Która jest? Zaraz po czwartej? a..... to idę do lasu - może coś urosło ? :)
heh.. a ja juz po zabiegu - w centrum warszawy tylko parę pieczarek wątpliwej czystości. napisz co znalazleś :)
moja koleżanka kiedyś przypadkowo spoglądajac na ekran stwierdziła: a co to jest - żółwik?
ale ty chyba interesujesz się grzybami...?
wiesz piotr o czym piszę? :)
(wiadomość edytowana przez nightcomer 20.Lipiec.2004)
(wiadomość edytowana przez nightcomer 20.Lipiec.2004)
a więc w koszyku u mnie się znalazły:
- borowiki omglone (widać je na foto powyżej w koszu)
- podgrzybki brunatne (mało, nie szukałem ich)
- podgrzybki złotawe (nawet sporo, wielkości max 5-cio groszówki)
- podgrzybki zajączki (kilka)
- maślak ziarnisty
- maślaki żółte (sporo ładnych małych octowców)
- maślaczki pieprzowe
- kurki (pieprzniki jadalne)
- borowik szlachetny (ładny, duży, zdrowy)
- koźlarze babki
- koźlarze szarozielone
- koźlarze pomarańczowożółte
- borowce dęte
- borowce dęte żółte
czyli jak widać 14 gatunków... wow, ale mix :) W lesie widziałem też rydze świerkowe (robaczywe), kanie (nie zbieram, ale ukłony dla Yachoo), full goląbków (nie miałem już miejsca w koszu).

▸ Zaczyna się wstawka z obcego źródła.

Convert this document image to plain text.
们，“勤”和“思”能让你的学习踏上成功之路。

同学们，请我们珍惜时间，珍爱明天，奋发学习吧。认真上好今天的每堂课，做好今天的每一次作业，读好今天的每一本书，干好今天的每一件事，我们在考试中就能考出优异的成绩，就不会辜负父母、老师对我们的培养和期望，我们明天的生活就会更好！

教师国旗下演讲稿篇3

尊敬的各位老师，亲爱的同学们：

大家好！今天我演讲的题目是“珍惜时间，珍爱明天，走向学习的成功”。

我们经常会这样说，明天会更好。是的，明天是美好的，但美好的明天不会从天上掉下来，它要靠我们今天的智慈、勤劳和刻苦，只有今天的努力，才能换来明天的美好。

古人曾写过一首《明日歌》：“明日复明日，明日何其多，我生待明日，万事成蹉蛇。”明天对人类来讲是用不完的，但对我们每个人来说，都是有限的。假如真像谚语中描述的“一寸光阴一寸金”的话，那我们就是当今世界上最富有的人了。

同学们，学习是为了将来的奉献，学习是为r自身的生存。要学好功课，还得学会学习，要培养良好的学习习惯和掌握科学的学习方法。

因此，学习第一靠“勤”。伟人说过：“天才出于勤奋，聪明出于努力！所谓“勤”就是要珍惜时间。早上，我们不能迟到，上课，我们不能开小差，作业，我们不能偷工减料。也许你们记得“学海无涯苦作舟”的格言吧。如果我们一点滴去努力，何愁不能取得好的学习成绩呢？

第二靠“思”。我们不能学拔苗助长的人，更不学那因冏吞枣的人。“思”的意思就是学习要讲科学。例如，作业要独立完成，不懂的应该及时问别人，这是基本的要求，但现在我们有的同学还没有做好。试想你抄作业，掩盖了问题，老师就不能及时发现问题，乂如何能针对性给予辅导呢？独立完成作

Jestem strasznie zadowolony z takiego mixa choć wiele osób uważa, że kosztyk mieszany to żaden zbiór. No to teraz idę oporządzać grzybaski - papa!

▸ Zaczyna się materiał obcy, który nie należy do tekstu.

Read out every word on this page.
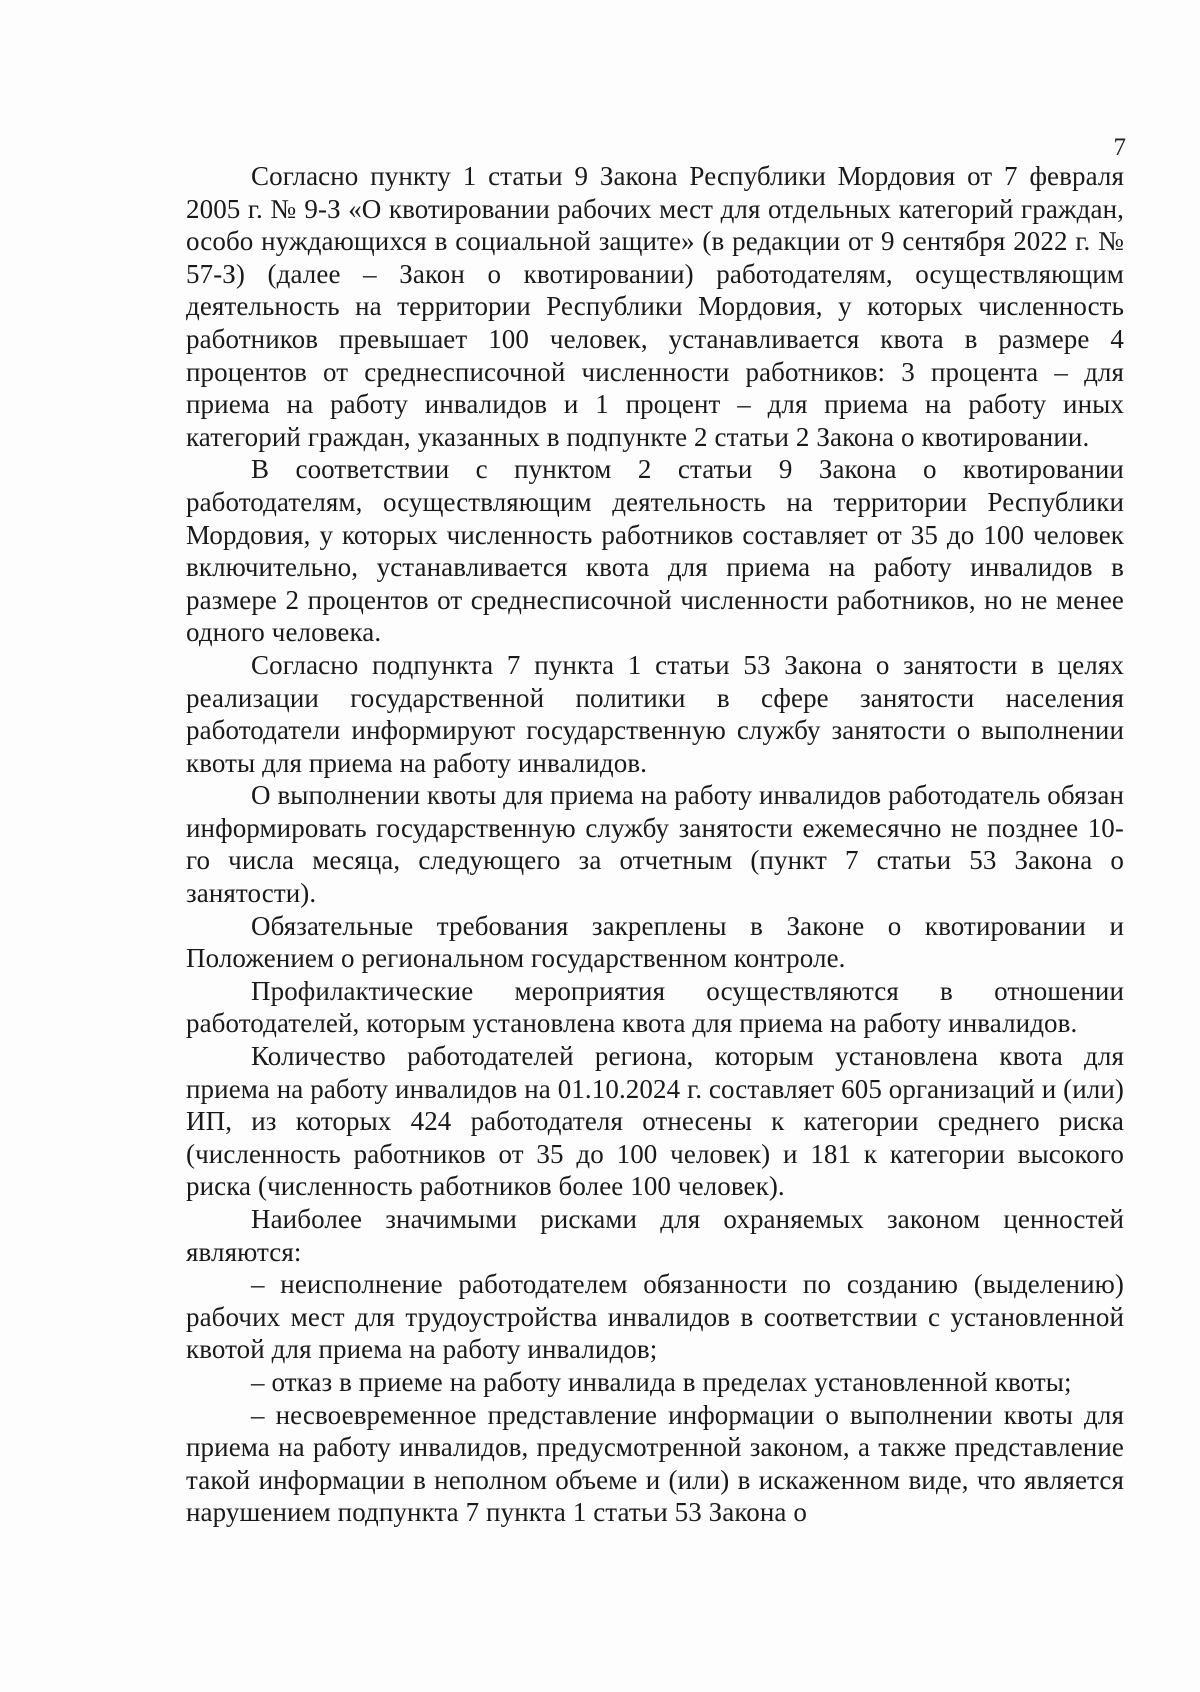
7

Согласно пункту 1 статьи 9 Закона Республики Мордовия от 7 февраля 2005 г. № 9-З «О квотировании рабочих мест для отдельных категорий граждан, особо нуждающихся в социальной защите» (в редакции от 9 сентября 2022 г. № 57-З) (далее – Закон о квотировании) работодателям, осуществляющим деятельность на территории Республики Мордовия, у которых численность работников превышает 100 человек, устанавливается квота в размере 4 процентов от среднесписочной численности работников: 3 процента – для приема на работу инвалидов и 1 процент – для приема на работу иных категорий граждан, указанных в подпункте 2 статьи 2 Закона о квотировании.

В соответствии с пунктом 2 статьи 9 Закона о квотировании работодателям, осуществляющим деятельность на территории Республики Мордовия, у которых численность работников составляет от 35 до 100 человек включительно, устанавливается квота для приема на работу инвалидов в размере 2 процентов от среднесписочной численности работников, но не менее одного человека.

Согласно подпункта 7 пункта 1 статьи 53 Закона о занятости в целях реализации государственной политики в сфере занятости населения работодатели информируют государственную службу занятости о выполнении квоты для приема на работу инвалидов.

О выполнении квоты для приема на работу инвалидов работодатель обязан информировать государственную службу занятости ежемесячно не позднее 10-го числа месяца, следующего за отчетным (пункт 7 статьи 53 Закона о занятости).

Обязательные требования закреплены в Законе о квотировании и Положением о региональном государственном контроле.

Профилактические мероприятия осуществляются в отношении работодателей, которым установлена квота для приема на работу инвалидов.

Количество работодателей региона, которым установлена квота для приема на работу инвалидов на 01.10.2024 г. составляет 605 организаций и (или) ИП, из которых 424 работодателя отнесены к категории среднего риска (численность работников от 35 до 100 человек) и 181 к категории высокого риска (численность работников более 100 человек).

Наиболее значимыми рисками для охраняемых законом ценностей являются:

– неисполнение работодателем обязанности по созданию (выделению) рабочих мест для трудоустройства инвалидов в соответствии с установленной квотой для приема на работу инвалидов;

– отказ в приеме на работу инвалида в пределах установленной квоты;

– несвоевременное представление информации о выполнении квоты для приема на работу инвалидов, предусмотренной законом, а также представление такой информации в неполном объеме и (или) в искаженном виде, что является нарушением подпункта 7 пункта 1 статьи 53 Закона о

HALO HALO ?? !! Gdzie ię wszyscy podziali ??
Przed chwilą wróciłem z pobliskiej Kukułki, gdzie od 18.30 do 20 szukałem grzybków. Gdyby kręcili kolejną wersję "W Pustyni i w Puszczy" to tam mogliby kręcić pustynię :(
Ze trzydzieści podgzybków brunatnych, tochę złotawych i zajączków. Kilka kurek, maślaczków pieprzowych. Borowik ceglastopory, pawdziwek i dwa kozaki. Jak na tak krótki czas, wieczorem i w takiej suszy - OK.
Gdzie się wszyscy podziali?
Część zbiera grzyby na wakacjach a reszta...
tak jak ja zgrzyta zębami na widok twojego koszyka i nie moze się odezwać na forum :)
No ale na wakacjach, to nic nie zmienia postaci sprawy! Jest GPRS, są kafejki internetowe itd.... :)
A Ty z Wawy nie masz do Kotliny tak aż znowu daleko! Wskakuj w auto i na weekend do mnie marsz! Dzisiaj padało, więc sobota i niedziela może być grzybkowa.
Witam. Miałam cztery pełne obiady( obfite) z borowików omglonych,gołabków, podgrzybków. To wszystko.